Epilogue

Three days later, I was eight hundred miles away, back in school and sitting in the front row of the classroom. A year later, Amy Joy and I were married aboard a ferryboat crossing the San Francisco Bay.

Then, while I was studying for a semester in Amsterdam, we were enchanted by that city’s many bikes and ferries and progressive attitudes. In all my years of trying to find a place to settle in the United States, it’d never dawned on me that what I was looking for lay beyond its borders. We decided to stay forever.

Gaining my Irish citizenship made it legal for me—as a European Union citizen—to remain indefinitely.
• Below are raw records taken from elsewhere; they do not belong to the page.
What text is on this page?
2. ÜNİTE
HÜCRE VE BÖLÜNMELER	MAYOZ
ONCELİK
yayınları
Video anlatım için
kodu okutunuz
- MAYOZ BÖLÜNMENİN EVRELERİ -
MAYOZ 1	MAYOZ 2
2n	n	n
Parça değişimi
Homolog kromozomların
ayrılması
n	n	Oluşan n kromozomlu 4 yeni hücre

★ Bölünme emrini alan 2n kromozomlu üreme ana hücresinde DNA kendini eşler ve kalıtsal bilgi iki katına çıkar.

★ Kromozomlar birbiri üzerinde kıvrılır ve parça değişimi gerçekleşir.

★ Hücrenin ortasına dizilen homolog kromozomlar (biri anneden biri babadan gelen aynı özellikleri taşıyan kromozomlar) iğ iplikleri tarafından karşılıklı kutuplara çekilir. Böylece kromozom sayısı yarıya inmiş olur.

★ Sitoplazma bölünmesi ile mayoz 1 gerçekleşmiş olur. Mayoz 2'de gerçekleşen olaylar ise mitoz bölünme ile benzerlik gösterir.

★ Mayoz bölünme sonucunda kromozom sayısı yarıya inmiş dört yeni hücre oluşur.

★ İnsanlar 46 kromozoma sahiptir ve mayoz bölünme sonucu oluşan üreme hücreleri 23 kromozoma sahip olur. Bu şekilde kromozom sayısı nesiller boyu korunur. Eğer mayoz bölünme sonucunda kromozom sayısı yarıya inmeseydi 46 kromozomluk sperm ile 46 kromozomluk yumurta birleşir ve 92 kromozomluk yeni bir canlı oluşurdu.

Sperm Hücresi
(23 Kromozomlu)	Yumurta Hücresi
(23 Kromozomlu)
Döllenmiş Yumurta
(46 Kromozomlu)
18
But now my education was rather useless. Any employer who needed a transportation planner or cyclist/pedestrian/transit-rider advocate would obviously hire someone who spoke fluent Dutch before they’d hire me. Simply put, getting a desk-sitting job in Amsterdam was out of the question.
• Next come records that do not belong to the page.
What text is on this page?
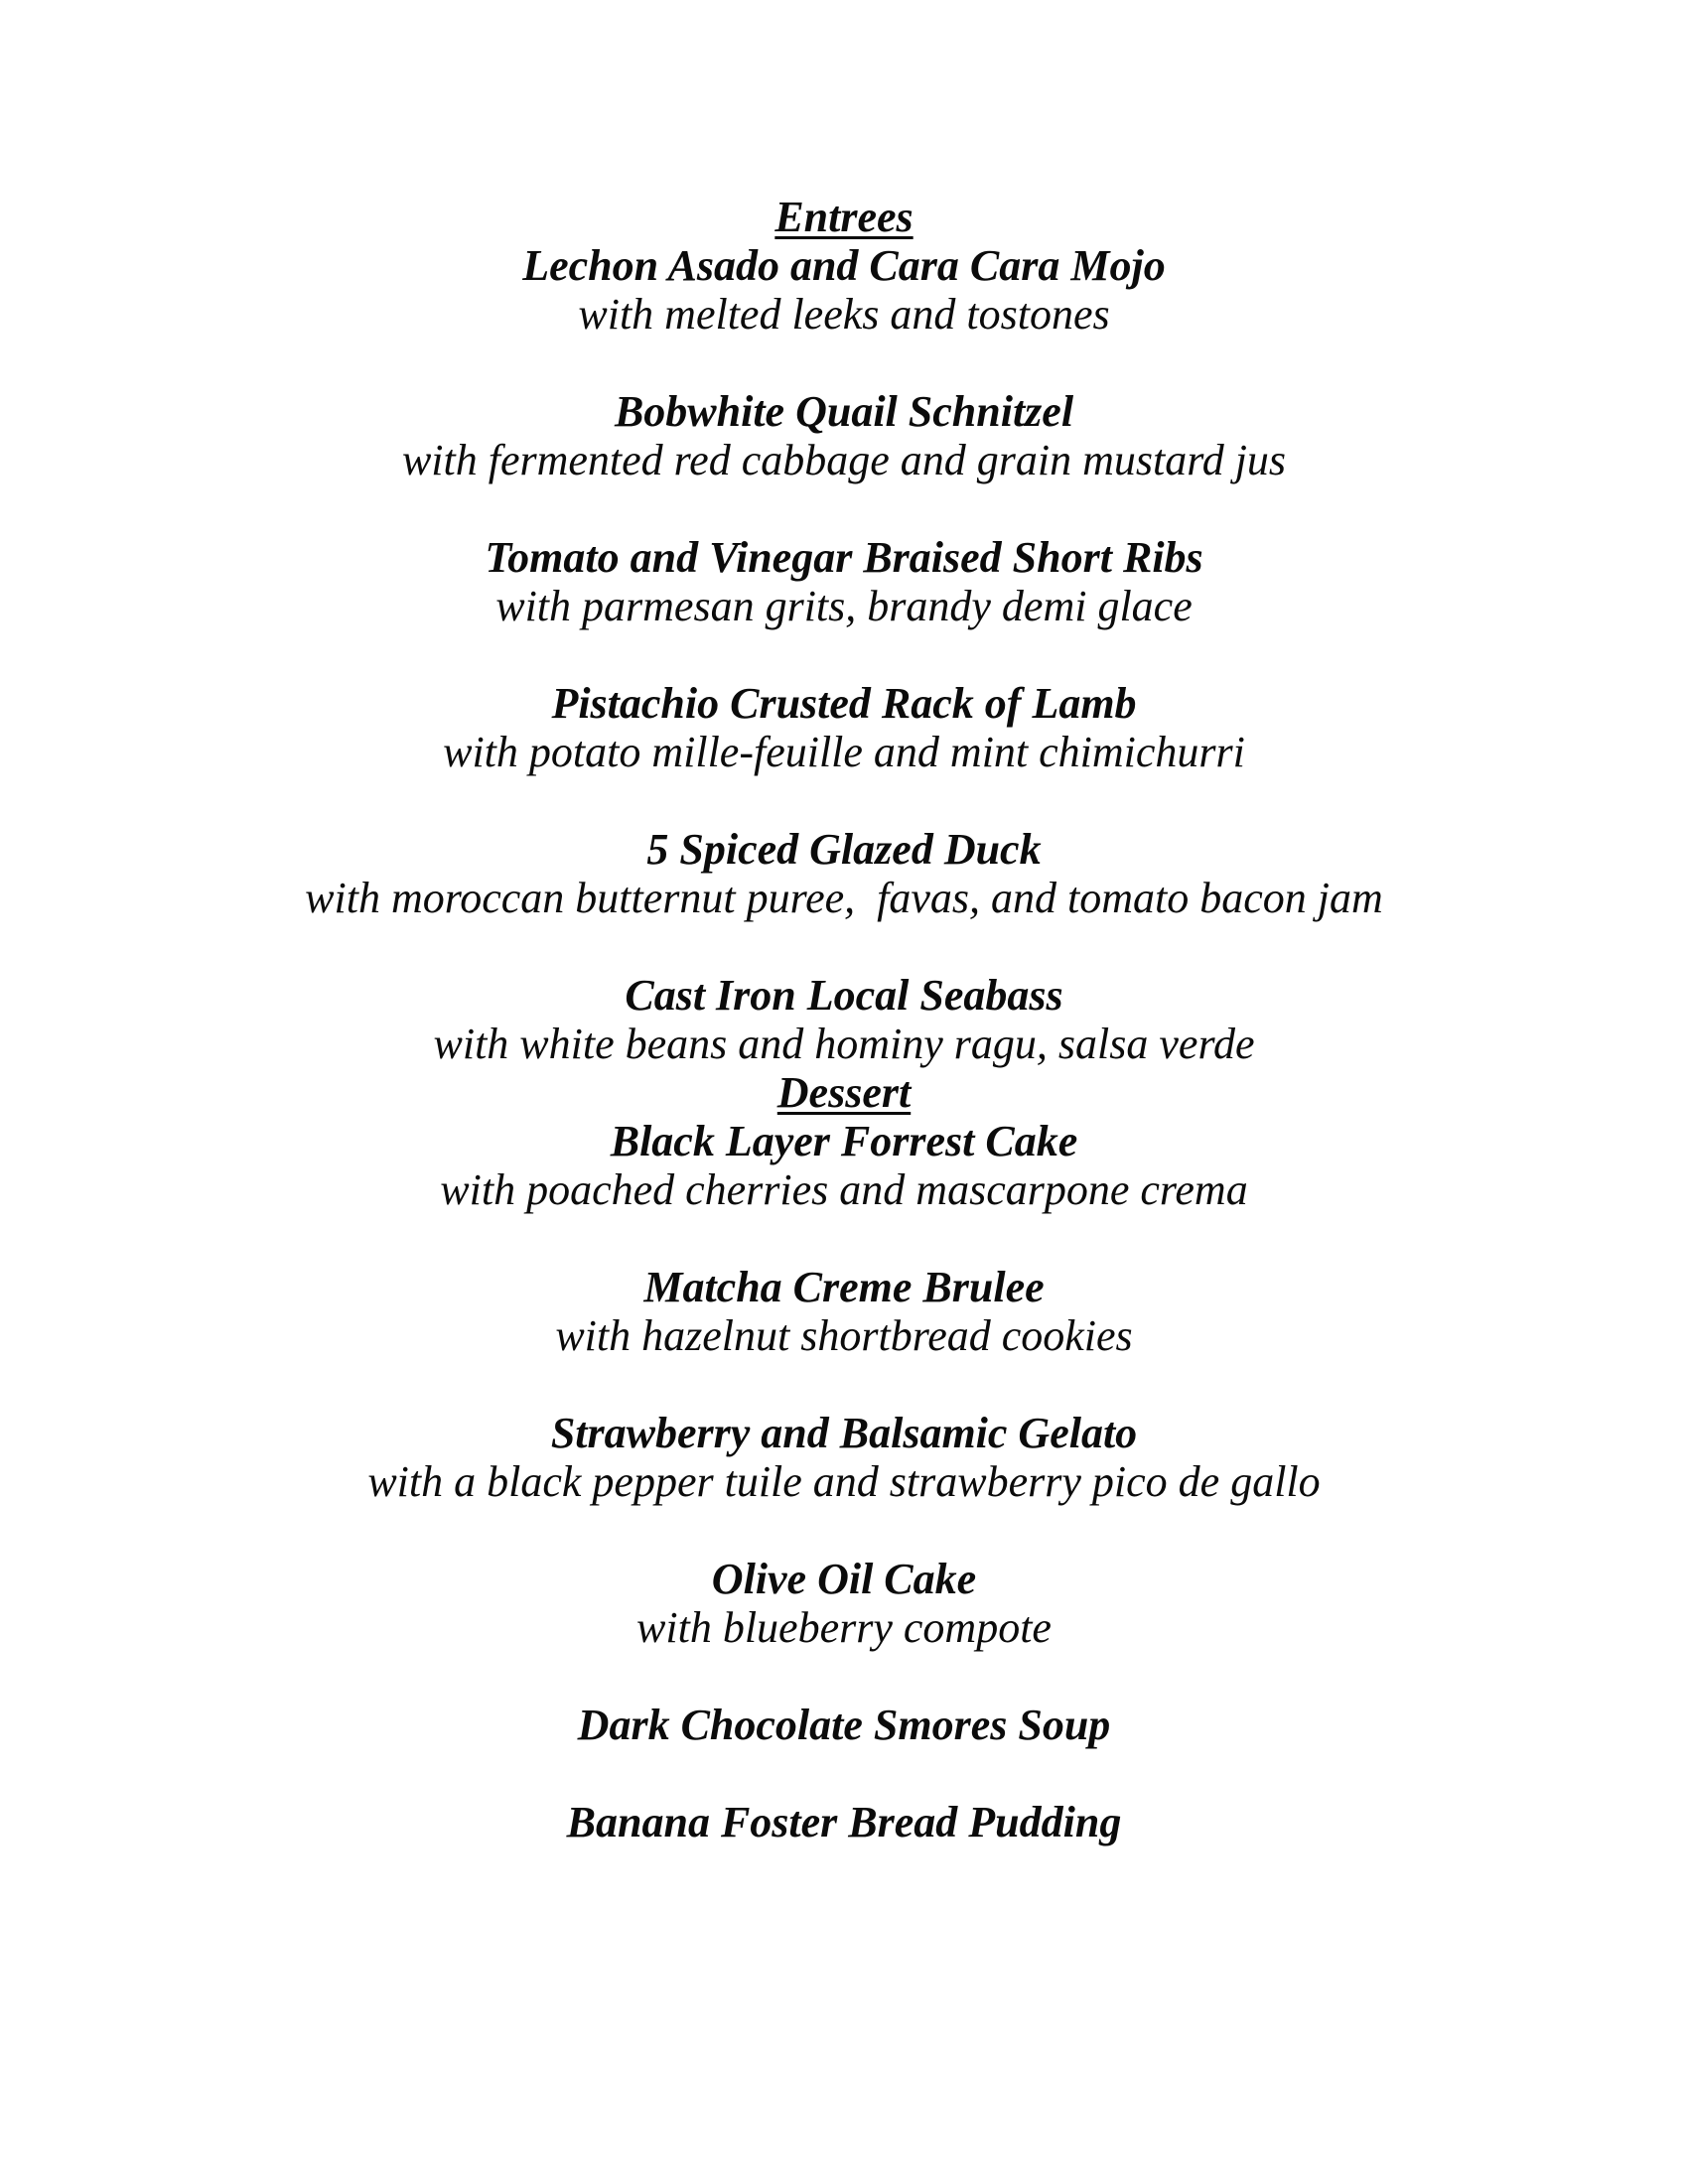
Entrees
Lechon Asado and Cara Cara Mojo
with melted leeks and tostones
Bobwhite Quail Schnitzel
with fermented red cabbage and grain mustard jus
Tomato and Vinegar Braised Short Ribs
with parmesan grits, brandy demi glace
Pistachio Crusted Rack of Lamb
with potato mille-feuille and mint chimichurri
5 Spiced Glazed Duck
with moroccan butternut puree,  favas, and tomato bacon jam
Cast Iron Local Seabass
with white beans and hominy ragu, salsa verde
Dessert
Black Layer Forrest Cake
with poached cherries and mascarpone crema
Matcha Creme Brulee
with hazelnut shortbread cookies
Strawberry and Balsamic Gelato
with a black pepper tuile and strawberry pico de gallo
Olive Oil Cake
with blueberry compote
Dark Chocolate Smores Soup
Banana Foster Bread Pudding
Amy Joy was living in the country and supporting us (as a nanny) illegally. In order for her to gain a residency permit and to be able to get legal employment (all via my Irish citizenship), I had to have an income. So I signed up as a job seeker at the government-run employment office.

Reading the descriptions of the hundreds of available jobs was even worse than when I was sixteen years old reading the “Help Wanted” classifieds in the newspaper. I still had no experience and no skills for any of the listed positions. Worse, my Dutch didn’t exactly wow people. No jobs were to be had.

The situation became desperate. We couldn’t last much longer on Amy Joy’s under-the-table wage. If I didn’t find a job soon, our European adventure would be over and we’d be back in the United States, where I’d not only still face the job-finding quandary, but I’d also be racked with the old predicament of where to live.

Going to the employment office and coming away empty-handed every day was a mess of stress. It got harder and harder to walk into the apartment and report to Amy Joy that I was still unemployed. My new role as breadwinner wasn’t going well. I cursed myself for never having learned a trade when I was younger. Well, that wasn’t entirely true. After all, I had been a Dish Master.

Dishing, I thought. There was always dishwashing.

I made up a batch of flyers that touted my qualifications and handed them out in restaurants around town. Many boss-types told me they had no openings. Others said they’d hang on to the flyer. One remarked that the flyer was “cute.” Whatever the case, no one showed the slightest interest in hiring me.

Then, after several days—and dozens of restaurants—without any luck, someone finally set me straight.

In an Australian-themed restaurant, the kitchen manager told me that even if he had a dishwasher opening, he wouldn’t hire me.

“Why?” I asked.

“Because even if you are the world’s greatest dishwasher—as your little note claims—I simply can’t afford you.”

“I’m not asking for much,” I protested.

“Look,” he said, “it’s safe to say you’re older than twenty-three, right?”

“Yeah,” I said, “and then some.”

“Then according to Dutch law, I’d have to pay you the full minimum wage. But if I hire a sixteen-year-old to wash the dishes, I pay him a minimum wage that’s half yours.”

I nodded while he explained the “graduated minimum wage,” how it increased with an employee’s age until topping out at twenty-three.

“All I need is my dishes washed and—no offense—I don’t really need the world’s greatest to do it when I can get any teenager to do it for cheaper.”

My nodding slowed as I absorbed what he was saying.

“And you’ll hear the same story from every restaurant owner in this city.”

So it’d come to this. Not only was I not qualified to do anything else, but the one thing I could do, I was now overqualified for.

In the city where many Americans go to indulge in their vices like pot-smoking and legalized prostitution, I found myself cut off from my own vice, cold turkey.